You don’t need a finance degree to take control. Here are straightforward habits to stay on top of your digital money:

  • Create a dedicated digital-spends account: Open a separate bank account and transfer a fixed amount into it each month based on your regular expenses. Use this account for all UPI and online payments only. Once the balance runs low, spending stops automatically. This approach works especially well for people who struggle to track every transaction but still want a clear limit on digital spending.

  • Review weekly statements: Set aside 10 minutes once a week to scan your UPI, credit card, and bank payment histories. This helps you spot trends and surprises before month-end arrives.

  • Use built-in budgeting tools: Many UPI and banking apps now categorise your spending automatically. Enable these features to see where your money is going, such as dining, groceries, or bills.

  • Set alerts for big spends: Most apps allow notifications for transactions above a set limit. This works as a useful check against accidental overspending.

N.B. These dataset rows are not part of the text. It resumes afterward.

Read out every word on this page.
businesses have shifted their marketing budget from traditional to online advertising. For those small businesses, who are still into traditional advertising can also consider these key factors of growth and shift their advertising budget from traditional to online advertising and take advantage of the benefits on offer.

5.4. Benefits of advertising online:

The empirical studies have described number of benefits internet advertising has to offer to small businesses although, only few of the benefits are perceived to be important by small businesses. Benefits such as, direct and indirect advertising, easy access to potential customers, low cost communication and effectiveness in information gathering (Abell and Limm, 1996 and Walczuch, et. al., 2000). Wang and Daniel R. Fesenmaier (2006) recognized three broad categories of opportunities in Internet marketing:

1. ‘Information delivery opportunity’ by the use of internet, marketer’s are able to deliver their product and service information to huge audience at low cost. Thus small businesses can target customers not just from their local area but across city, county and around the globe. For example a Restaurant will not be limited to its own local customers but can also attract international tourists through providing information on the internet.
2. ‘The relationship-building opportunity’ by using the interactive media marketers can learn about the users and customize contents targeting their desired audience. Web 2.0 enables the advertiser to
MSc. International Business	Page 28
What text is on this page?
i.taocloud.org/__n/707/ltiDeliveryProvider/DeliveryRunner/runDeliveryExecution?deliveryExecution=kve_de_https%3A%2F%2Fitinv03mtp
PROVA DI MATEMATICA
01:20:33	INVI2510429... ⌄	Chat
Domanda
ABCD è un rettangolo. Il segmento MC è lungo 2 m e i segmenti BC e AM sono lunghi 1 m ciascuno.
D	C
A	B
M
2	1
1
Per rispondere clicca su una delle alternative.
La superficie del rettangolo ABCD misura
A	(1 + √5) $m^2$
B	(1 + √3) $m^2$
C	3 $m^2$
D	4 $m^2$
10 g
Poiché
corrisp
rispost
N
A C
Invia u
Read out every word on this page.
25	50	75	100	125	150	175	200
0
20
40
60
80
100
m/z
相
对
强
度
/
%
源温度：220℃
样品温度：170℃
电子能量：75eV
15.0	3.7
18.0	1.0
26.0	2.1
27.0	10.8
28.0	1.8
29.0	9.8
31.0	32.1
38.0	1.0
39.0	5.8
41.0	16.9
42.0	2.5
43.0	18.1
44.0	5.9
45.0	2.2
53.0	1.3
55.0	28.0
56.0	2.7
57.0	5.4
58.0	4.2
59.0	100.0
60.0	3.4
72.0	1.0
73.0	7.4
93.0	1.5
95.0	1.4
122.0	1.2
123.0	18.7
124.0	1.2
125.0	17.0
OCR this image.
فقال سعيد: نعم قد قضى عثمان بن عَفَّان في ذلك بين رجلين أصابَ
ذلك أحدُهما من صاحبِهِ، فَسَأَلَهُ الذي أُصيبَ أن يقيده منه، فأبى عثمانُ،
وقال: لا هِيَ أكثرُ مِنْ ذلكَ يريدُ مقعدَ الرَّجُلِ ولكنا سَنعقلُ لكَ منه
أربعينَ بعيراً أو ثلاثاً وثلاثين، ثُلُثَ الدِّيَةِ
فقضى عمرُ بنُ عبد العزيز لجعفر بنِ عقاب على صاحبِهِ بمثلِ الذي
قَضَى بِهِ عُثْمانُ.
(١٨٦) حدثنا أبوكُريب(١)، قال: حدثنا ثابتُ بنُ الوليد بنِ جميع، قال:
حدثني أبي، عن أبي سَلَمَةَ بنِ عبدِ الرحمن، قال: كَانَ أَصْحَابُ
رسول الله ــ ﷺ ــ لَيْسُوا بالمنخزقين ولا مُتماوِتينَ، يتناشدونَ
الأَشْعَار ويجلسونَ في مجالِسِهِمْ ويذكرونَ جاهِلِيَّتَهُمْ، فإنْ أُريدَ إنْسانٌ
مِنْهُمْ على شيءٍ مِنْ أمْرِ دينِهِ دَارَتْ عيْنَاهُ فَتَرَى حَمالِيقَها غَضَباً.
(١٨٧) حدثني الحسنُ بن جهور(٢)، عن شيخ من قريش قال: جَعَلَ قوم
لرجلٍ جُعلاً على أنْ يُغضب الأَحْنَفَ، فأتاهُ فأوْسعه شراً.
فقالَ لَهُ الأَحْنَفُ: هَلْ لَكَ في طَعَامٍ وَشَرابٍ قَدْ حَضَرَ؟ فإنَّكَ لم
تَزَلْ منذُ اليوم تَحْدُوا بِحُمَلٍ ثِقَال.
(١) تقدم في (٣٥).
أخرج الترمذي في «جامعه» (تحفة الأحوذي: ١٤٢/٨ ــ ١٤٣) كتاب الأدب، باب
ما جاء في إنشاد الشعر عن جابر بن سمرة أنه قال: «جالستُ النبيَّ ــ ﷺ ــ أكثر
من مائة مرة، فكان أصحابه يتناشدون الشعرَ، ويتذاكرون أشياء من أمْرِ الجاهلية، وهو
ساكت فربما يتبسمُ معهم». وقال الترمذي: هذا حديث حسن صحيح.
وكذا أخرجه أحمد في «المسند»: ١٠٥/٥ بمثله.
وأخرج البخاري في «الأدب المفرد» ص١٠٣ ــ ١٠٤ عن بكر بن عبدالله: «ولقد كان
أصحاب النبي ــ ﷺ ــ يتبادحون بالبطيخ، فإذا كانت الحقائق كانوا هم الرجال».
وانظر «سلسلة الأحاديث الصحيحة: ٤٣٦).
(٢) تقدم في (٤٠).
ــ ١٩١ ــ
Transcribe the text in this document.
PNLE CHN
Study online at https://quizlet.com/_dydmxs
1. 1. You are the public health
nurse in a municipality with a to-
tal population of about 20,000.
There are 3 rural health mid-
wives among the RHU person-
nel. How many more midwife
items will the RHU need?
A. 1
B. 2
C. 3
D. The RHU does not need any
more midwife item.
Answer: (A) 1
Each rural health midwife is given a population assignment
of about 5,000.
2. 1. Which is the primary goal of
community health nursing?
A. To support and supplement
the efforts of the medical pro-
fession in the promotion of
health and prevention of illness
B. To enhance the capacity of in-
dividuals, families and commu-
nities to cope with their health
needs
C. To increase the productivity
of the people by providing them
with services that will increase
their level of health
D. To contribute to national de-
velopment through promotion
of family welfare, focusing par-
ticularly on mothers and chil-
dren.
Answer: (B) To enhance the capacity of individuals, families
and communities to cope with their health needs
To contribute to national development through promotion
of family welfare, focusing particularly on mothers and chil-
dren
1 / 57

Set Personal Digital Spending Boundaries

Tracking is useful only if you set boundaries based on your goals. Decide what “too much” looks like for categories that matter to you, whether it is dining out, cab rides, or weekend shopping. Then:

  • Use budgeting limits within your finance apps

  • Turn off auto-replenish features you do not need

  • Pause recurring subscriptions you no longer use

 

India’s digital payment revolution is empowering and transformative. But real financial control comes when you track your money as closely as you spend it. Convenience will get you halfway. Awareness and planning take you the rest of the way.